How about the wee forestry site at Arrochar??? Straight onto Loch Long, not such a busy site but still nice. Dead easy to launch from there gavin has done it a few times thusly;
Step 1. Fall out of bed.
Step 2. Look for blow uppy thing whilst muttering that you were sure you had put it in safe place
Step 3 Blow up inflatable boat with blowy uppy thing which he found inside boat :roll: :roll: 
Step 4. Humph boat to waterside
Step 5 Chuck boat in water (gently)
Step 6 Get in and paddle furiously
Step 6 Get fishing rod out without hooking inflatable
Step 7 Fish for fash
Step 8 Catch none!!!!!!!


----------



## greenasthegrass (Oct 27, 2007)

midges?


----------



## steco1958 (Mar 5, 2009)

Luss, C&CC Site, I launched my Zodiac and outboard from there years ago had great fun

Steve


----------



## exmusso (Jun 18, 2006)

*Boat Launching*

Hi Morag,

Bunree C/C had a couple of folk launch their kayaks when we were there but reckon they'll be well booked up.
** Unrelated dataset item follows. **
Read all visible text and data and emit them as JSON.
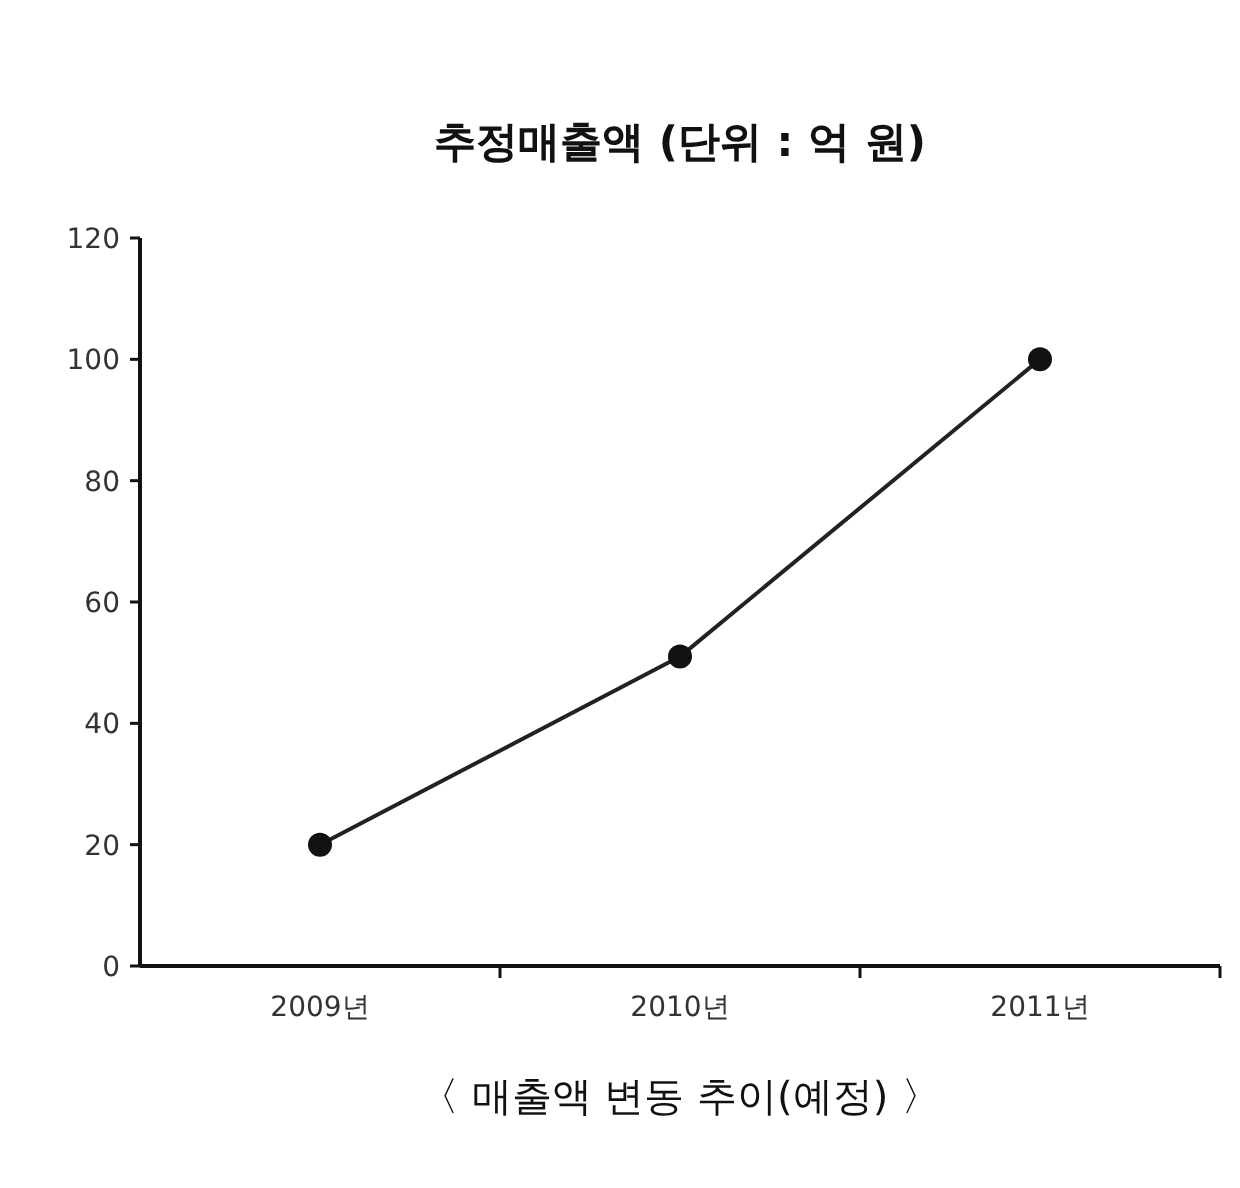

Have a look on the C/C booking site to check.

Cheers,
Alan


----------



## Hezbez (Feb 7, 2009)

All good suggestions folks.

Problem is it's the Bank Hol and as well as being a tad expensive (circa £25 + for 2 people 8O ), most sites are either booked up or not willing to put motorhomes on grass pitches as they are still a bit wet.

C&CC booking system down at the moment, just waiting on them calling me back.


----------



## Lyners (Aug 21, 2009)

Theres no one wilding on the Meldons yet, drive through most days & enough water going through to get to the Tweed.


----------